Have a note-taker and a question asker

It is very tough to successfully ask difficult questions, take notes on what another person is saying, and internalize everything. One easy way to ease to deal with this is by outsourcing one of the three tasks. The easiest one to outsource is having another person take notes. This leaves you free to drive the conversation where you want it to go based on the answers you receive to your questions. Believe me, it’s tougher than it looks! 

It’s also a great learning opportunity for another person on your team, plus will provide you with another informed person to bounce ideas off of. Don’t think you can spare the manpower on your team for the entire time? Do some research on the people you’ll be meeting beforehand and choose a few days where the lineup is particularly useful to where your business is today.

Take time to reflect

I’ve mentioned before the importance of implementing periods of reflection into your company culture and workflows over the course of an accelerator program. Mentor Madness is a great time to begin building this habit. Not only is it good timing as you’ll build it from the start of the program, but it will also help ease Mentor Whiplash by forcing you to critically think about the information you’ve received on a daily or weekly basis (but I’d lean towards daily or every two days). The information will be fresher in your head, and you’ll be able to make sense of who said what much more easily and efficiently.
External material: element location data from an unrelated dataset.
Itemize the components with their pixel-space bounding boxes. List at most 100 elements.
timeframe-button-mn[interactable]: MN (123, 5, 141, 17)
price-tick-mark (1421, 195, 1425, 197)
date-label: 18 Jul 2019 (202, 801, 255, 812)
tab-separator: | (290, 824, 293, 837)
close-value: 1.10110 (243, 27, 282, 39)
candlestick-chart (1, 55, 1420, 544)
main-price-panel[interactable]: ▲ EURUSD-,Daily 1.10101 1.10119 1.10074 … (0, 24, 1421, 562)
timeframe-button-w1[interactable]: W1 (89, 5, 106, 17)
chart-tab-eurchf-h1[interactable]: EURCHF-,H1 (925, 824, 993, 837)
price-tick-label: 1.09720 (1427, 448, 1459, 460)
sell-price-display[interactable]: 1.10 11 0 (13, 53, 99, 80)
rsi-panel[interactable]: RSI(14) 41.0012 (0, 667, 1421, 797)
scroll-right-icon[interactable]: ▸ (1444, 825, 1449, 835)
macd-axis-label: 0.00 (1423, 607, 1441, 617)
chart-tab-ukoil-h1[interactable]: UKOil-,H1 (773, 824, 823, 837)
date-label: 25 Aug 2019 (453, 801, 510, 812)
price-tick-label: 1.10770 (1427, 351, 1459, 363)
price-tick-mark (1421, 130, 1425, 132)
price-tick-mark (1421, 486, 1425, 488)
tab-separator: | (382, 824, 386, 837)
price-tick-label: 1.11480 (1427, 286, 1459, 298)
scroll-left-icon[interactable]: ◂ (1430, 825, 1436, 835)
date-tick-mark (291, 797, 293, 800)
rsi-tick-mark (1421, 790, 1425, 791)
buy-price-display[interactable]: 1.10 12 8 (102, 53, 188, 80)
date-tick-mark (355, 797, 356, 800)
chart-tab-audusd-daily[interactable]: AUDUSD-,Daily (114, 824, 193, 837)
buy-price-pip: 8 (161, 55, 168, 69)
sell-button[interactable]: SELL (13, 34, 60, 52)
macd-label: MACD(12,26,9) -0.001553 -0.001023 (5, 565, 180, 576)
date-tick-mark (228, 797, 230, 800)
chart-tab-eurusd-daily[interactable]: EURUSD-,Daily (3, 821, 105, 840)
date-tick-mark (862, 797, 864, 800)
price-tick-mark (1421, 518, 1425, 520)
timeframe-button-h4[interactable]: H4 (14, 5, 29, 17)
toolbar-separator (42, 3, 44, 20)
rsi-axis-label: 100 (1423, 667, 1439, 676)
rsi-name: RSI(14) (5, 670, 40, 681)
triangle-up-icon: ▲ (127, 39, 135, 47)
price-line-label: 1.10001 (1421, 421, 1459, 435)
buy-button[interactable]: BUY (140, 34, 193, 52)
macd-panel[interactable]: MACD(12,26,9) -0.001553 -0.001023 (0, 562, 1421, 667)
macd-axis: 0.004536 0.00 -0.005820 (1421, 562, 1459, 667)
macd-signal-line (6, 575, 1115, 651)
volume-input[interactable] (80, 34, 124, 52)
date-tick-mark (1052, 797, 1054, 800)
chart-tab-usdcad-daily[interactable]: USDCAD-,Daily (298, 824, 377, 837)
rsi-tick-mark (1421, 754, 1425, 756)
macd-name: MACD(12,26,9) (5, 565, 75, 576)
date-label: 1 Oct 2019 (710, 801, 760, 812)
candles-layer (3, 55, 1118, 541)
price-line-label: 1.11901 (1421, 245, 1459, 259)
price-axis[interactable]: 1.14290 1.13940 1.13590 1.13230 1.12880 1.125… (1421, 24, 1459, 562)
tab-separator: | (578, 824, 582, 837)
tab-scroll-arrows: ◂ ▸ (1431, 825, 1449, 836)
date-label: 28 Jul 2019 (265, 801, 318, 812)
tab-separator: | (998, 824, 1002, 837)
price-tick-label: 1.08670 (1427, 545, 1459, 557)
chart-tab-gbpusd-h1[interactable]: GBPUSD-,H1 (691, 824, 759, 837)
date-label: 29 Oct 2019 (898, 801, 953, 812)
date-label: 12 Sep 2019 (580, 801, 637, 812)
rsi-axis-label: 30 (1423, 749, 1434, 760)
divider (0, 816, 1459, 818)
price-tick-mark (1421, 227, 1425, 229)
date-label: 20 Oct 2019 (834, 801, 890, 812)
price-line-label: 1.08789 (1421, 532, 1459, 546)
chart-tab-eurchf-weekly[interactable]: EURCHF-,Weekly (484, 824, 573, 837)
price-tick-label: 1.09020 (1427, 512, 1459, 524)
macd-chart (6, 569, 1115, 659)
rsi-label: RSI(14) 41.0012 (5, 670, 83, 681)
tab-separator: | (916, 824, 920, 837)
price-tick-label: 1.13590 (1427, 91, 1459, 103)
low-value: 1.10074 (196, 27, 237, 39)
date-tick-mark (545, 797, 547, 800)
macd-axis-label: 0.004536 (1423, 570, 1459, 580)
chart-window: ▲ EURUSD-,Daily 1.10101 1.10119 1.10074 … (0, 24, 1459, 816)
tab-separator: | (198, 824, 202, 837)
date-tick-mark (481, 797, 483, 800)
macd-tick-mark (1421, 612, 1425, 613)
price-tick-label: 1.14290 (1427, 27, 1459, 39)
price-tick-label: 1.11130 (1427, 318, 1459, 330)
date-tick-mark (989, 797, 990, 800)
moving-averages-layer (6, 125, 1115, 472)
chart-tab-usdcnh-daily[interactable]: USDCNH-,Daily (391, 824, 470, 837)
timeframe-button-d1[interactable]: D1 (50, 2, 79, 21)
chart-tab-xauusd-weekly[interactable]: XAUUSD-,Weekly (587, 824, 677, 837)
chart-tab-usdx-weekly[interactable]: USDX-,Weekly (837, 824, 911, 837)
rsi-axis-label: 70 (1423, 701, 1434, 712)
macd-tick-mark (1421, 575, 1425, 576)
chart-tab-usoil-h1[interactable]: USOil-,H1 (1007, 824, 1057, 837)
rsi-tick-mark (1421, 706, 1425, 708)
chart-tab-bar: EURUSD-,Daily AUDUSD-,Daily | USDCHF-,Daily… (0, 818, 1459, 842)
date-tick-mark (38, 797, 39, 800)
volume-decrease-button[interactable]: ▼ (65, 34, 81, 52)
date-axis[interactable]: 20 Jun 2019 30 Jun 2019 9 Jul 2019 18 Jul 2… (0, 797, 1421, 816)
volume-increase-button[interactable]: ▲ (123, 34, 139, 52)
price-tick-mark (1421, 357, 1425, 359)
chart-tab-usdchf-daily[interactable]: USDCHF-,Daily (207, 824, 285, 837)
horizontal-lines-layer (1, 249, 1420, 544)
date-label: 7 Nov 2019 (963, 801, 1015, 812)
Talk about it with your team and create an action plan

This might be the most important step. I’d suggest you debrief with your co-founders every 2-3 days on the information you’re receiving from the mentors in order iterate faster, and dispose of the ideas you don’t like or agree on. Do this before an idea plants the seeds of doubt in your subconscious. Coming up with a structure for the debrief will also take some of the pressure off of you, and provide a framework of stability for you all to rely on. Good luck!